Tuesday, April 3, 2018

Why So Much of Neuroscience News Is Unreliable

After a reader finishes reading this site's posts, he or she will return to his regular web browsing habits, which may include periodic visits to science web sites such as LiveScience.com or RealClearScience.com. Such sites may periodically have stories that seem to contradict this site's assertions. But there are reasons why you might take such stories with a grain of salt.

The first reason has to do with the runaway hype and exaggeration that is currently going on in regard to Internet sites reporting scientific research. Major websites have learned the following fundamental formula:

                                       Clicks= Cash Income

The reason for this is that major websites make money from online ads. So the more people click on a link to some science story, the more money the website makes. This means that science reporting sites have a tremendous financial incentive to hype and exaggerate science stories. If they have a link saying, “Borderline results from new neuron study,” they may make only five dollars from that story. But if they have a story saying, “Astonishing breakthrough unveils the brain secret of memory,” they may make five hundred dollars from that story. With such a situation, it is no wonder that the hyping and exaggeration of scientific research is at epidemic levels.

Part of the problem is university press offices, which nowadays are shameless in exaggerating the importance of research done at their university. They know the more some scientific research is hyped, the more glory and attendees will flow to their university.

A scientific paper reached the following conclusions, indicating a huge hype and exaggeration crisis both among the authors of scientific papers and the media that reports on such papers:

Thirty-four percent of academic studies and 48% of media articles used language that reviewers considered too strong for their strength of causal inference....Fifty-eight percent of media articles were found to have inaccurately reported the question, results, intervention, or population of the academic study.

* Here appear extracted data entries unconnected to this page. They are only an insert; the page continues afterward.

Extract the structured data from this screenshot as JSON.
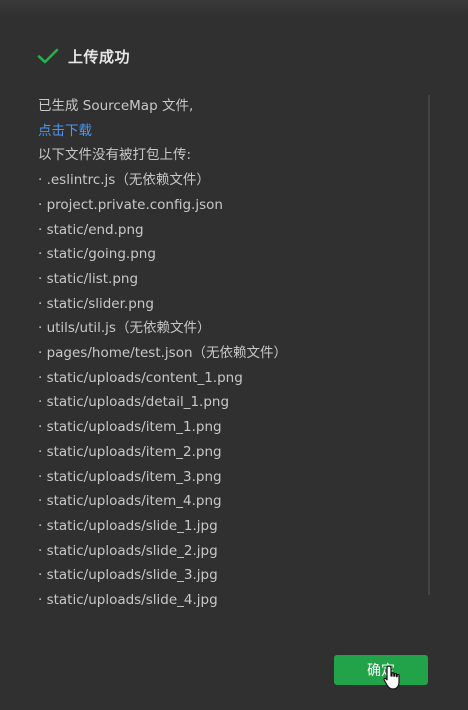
{
  "dialog": {
    "title": "上传成功",
    "icon": "check-icon",
    "accent_color": "#22a34a",
    "link_color": "#4a96f0"
  },
  "content": {
    "line1": "已生成 SourceMap 文件,",
    "download_link": "点击下载",
    "line3": "以下文件没有被打包上传:",
    "files": [
      "· .eslintrc.js（无依赖文件）",
      "· project.private.config.json",
      "· static/end.png",
      "· static/going.png",
      "· static/list.png",
      "· static/slider.png",
      "· utils/util.js（无依赖文件）",
      "· pages/home/test.json（无依赖文件）",
      "· static/uploads/content_1.png",
      "· static/uploads/detail_1.png",
      "· static/uploads/item_1.png",
      "· static/uploads/item_2.png",
      "· static/uploads/item_3.png",
      "· static/uploads/item_4.png",
      "· static/uploads/slide_1.jpg",
      "· static/uploads/slide_2.jpg",
      "· static/uploads/slide_3.jpg",
      "· static/uploads/slide_4.jpg"
    ]
  },
  "footer": {
    "confirm_label": "确定"
  }
}
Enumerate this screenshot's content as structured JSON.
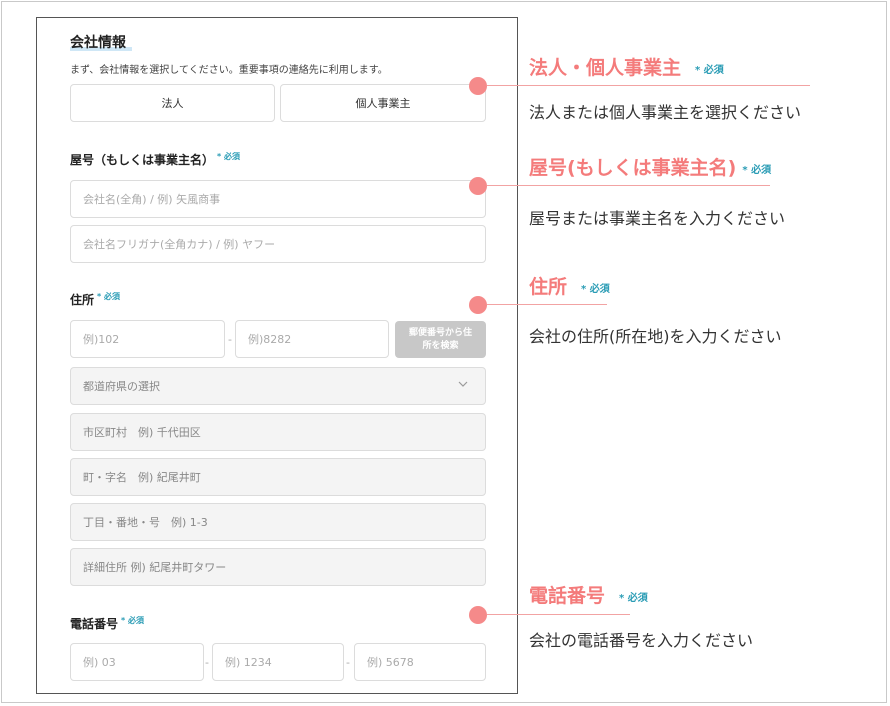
{
  "form": {
    "company_section_title": "会社情報",
    "intro_text": "まず、会社情報を選択してください。重要事項の連絡先に利用します。",
    "type_buttons": [
      "法人",
      "個人事業主"
    ],
    "trade_name_title": "屋号（もしくは事業主名）",
    "trade_name_placeholder": "会社名(全角) / 例) 矢風商事",
    "trade_name_kana_placeholder": "会社名フリガナ(全角カナ) / 例) ヤフー",
    "address_title": "住所",
    "zip1_placeholder": "例)102",
    "zip2_placeholder": "例)8282",
    "zip_dash": "-",
    "zip_search_button": "郵便番号から住所を検索",
    "prefecture_select": "都道府県の選択",
    "city_placeholder": "市区町村　例) 千代田区",
    "town_placeholder": "町・字名　例) 紀尾井町",
    "block_placeholder": "丁目・番地・号　例) 1-3",
    "detail_placeholder": "詳細住所 例) 紀尾井町タワー",
    "phone_title": "電話番号",
    "phone1_placeholder": "例) 03",
    "phone2_placeholder": "例) 1234",
    "phone3_placeholder": "例) 5678",
    "phone_dash": "-",
    "required_label": "* 必須"
  },
  "annotations": {
    "required_label": "* 必須",
    "type_title": "法人・個人事業主",
    "type_desc": "法人または個人事業主を選択ください",
    "name_title": "屋号(もしくは事業主名)",
    "name_desc": "屋号または事業主名を入力ください",
    "address_title": "住所",
    "address_desc": "会社の住所(所在地)を入力ください",
    "phone_title": "電話番号",
    "phone_desc": "会社の電話番号を入力ください"
  },
  "colors": {
    "accent": "#f47b7b",
    "required": "#2a9cb5",
    "dot": "#f58a8a"
  }
}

Another huge problem involves what is called the Replication Crisis. This is the fact that a very large fraction of scientific research results are never replicated. The problem was highlighted in a widely cited 2005 paper by John Ioannidis entitled, “Why Most Published Research Studies Are False.” 

A scientist named C. Glenn Begley and his colleagues tried to reproduce 53 published studies called “ground-breaking.” He asked the scientists who wrote the papers to help, by providing the exact materials to publish the results. Begley and his colleagues were only able to reproduce 6 of the 53 experiments. In 2011 Bayer reported similar results. They tried to reproduce 67 medical studies, and were only able to reproduce them 25 percent of the time.

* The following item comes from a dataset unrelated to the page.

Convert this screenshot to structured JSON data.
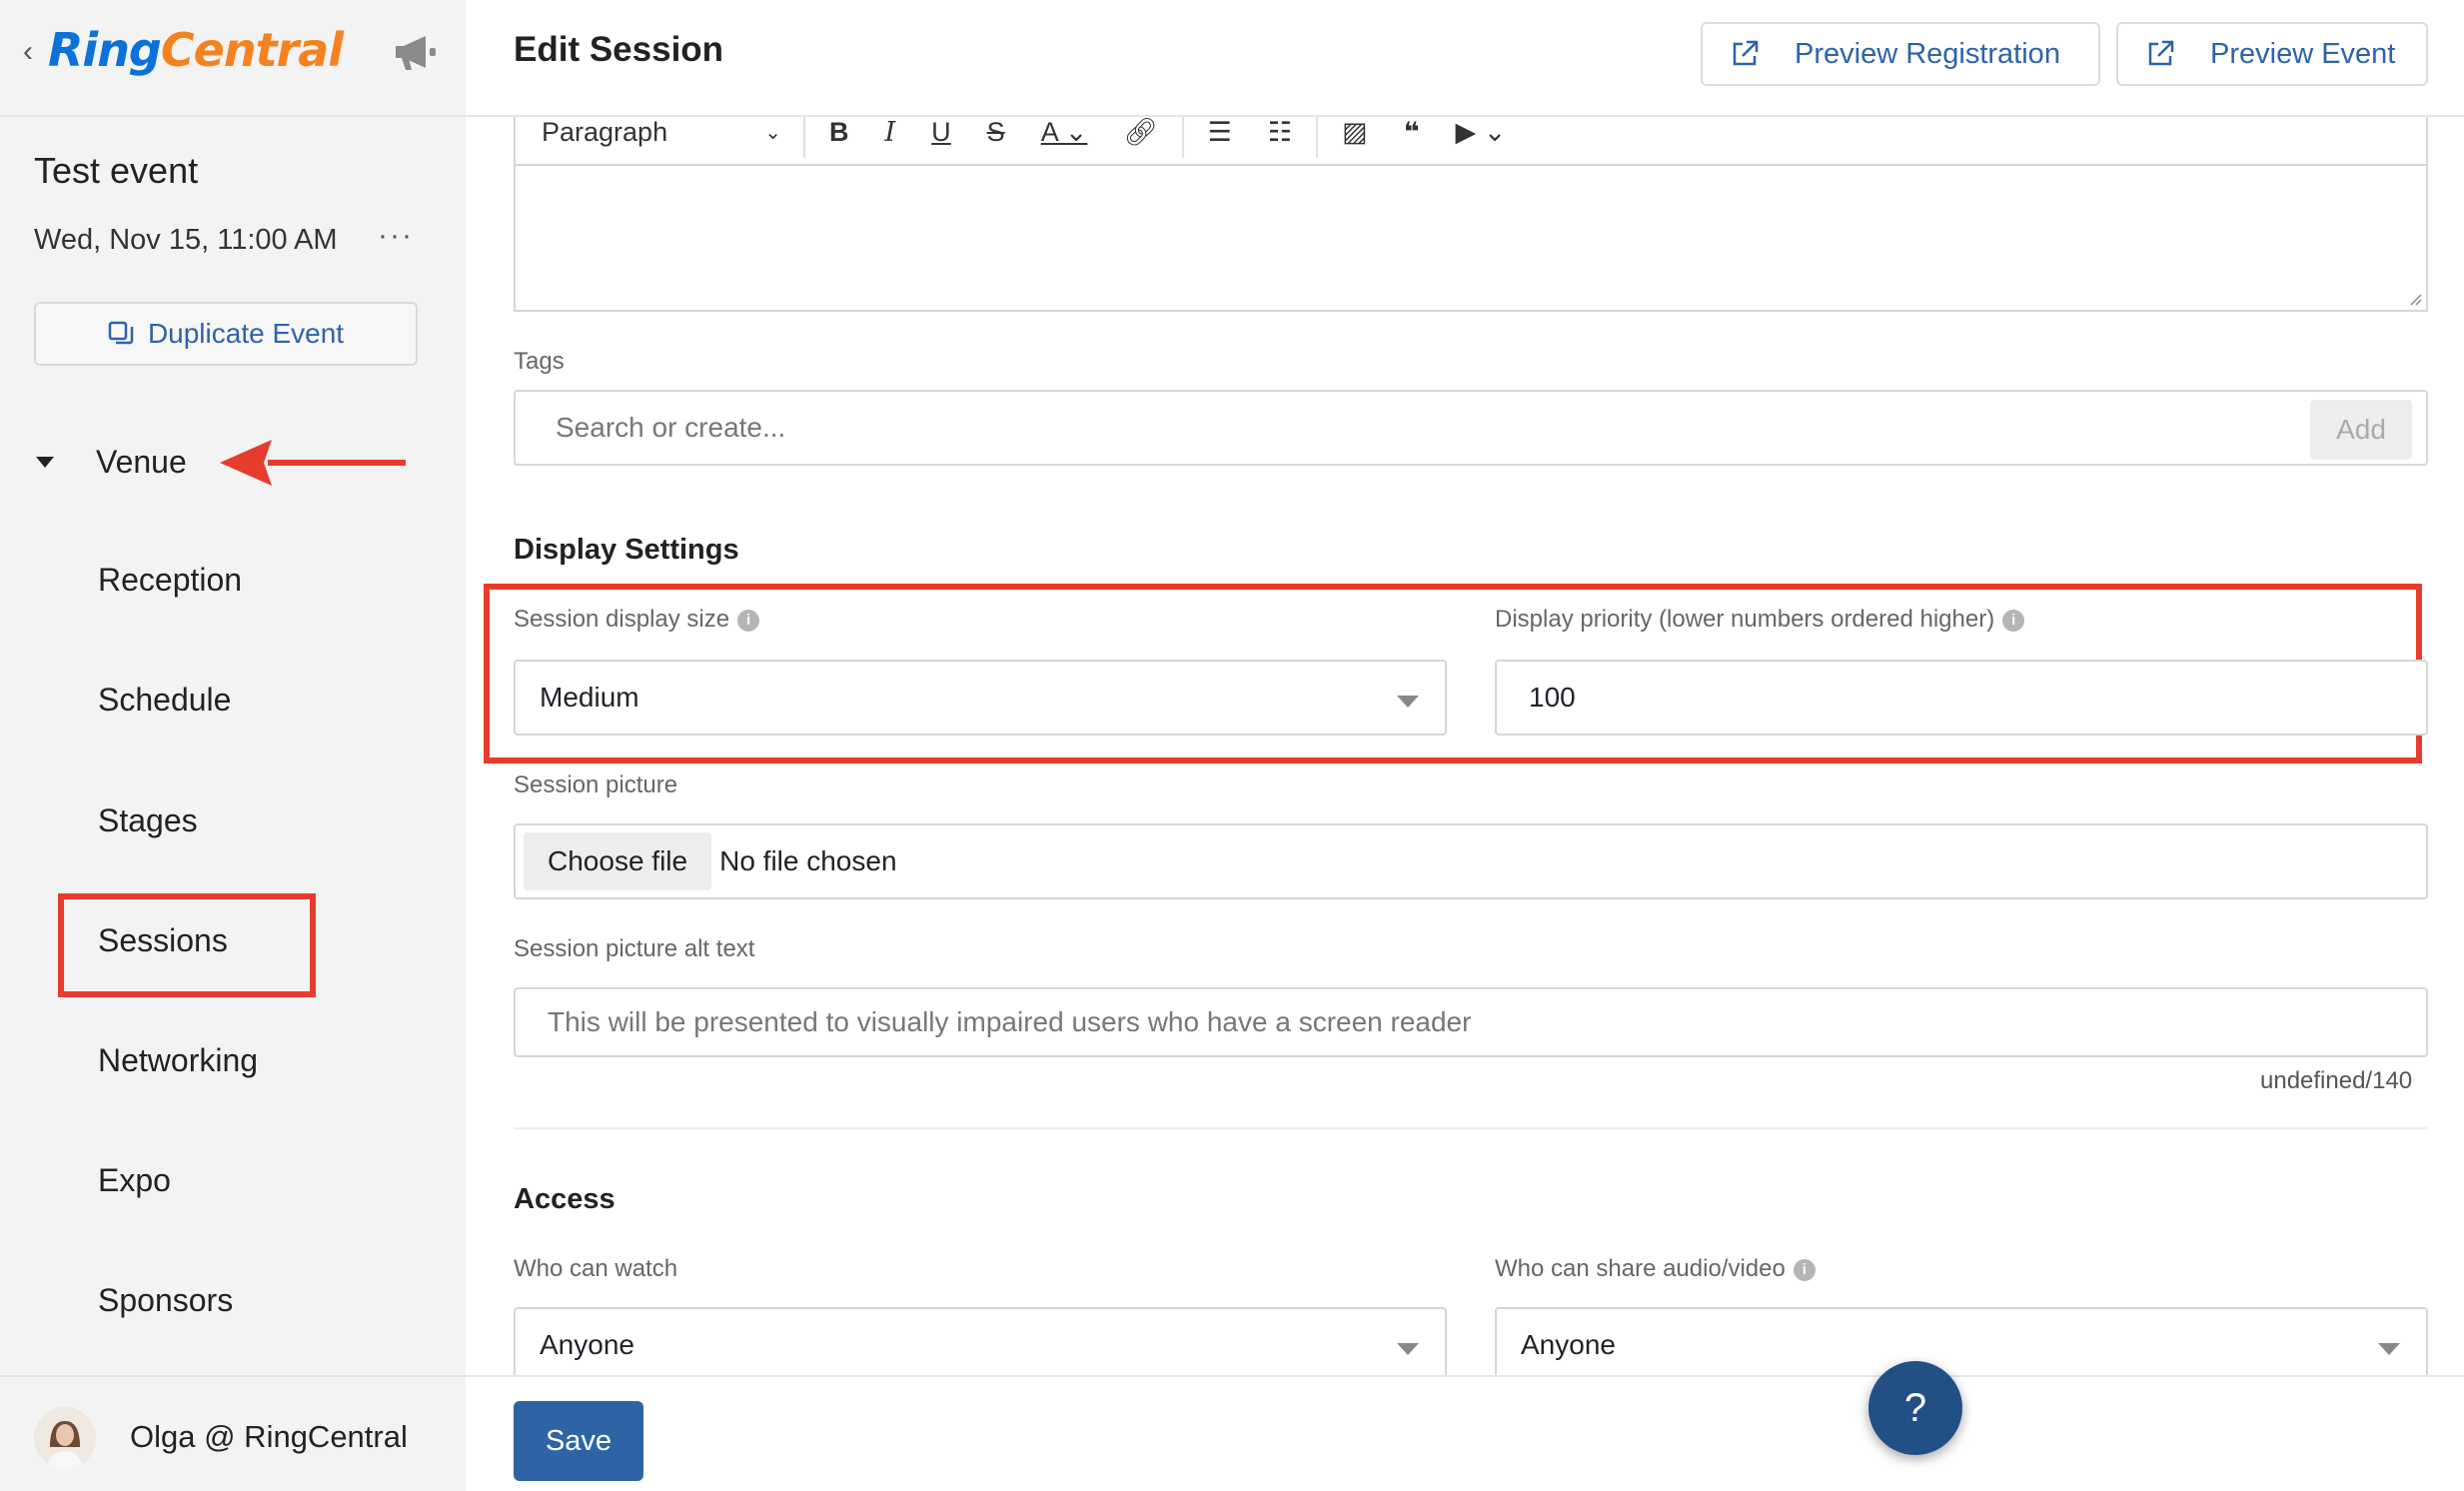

So that “breakthrough” story on your science news site has a large chance of being just some fluke that no other researcher will ever reproduce. And if some other researcher tries to reproduce the study, and fails, you will probably never hear about it (because replication failures have a hard time getting published, and get little press).

Then there's the fact that our science journalists typically act as kind of cheerleaders, as kind of “pom-pom journalists” rather than people applying critical scrutiny to the claims of scientists.

Let us imagine a country in which the press reported uncritically the assertions of the government. In this country, each time the leader of a country stated something, it would be reported as gospel truth by the press. In this country when some group of government officials such as a Senate committee came to a decision, the journalists would report that decision as if it were something that could scarcely be doubted. And whenever a president wanted to start a war, the press would publish the White House spin without criticism. Now clearly in such a country the press would not be doing its proper job. The proper job of the press is to not to just report what authorities in power are saying, but to subject such claims to critical scrutiny.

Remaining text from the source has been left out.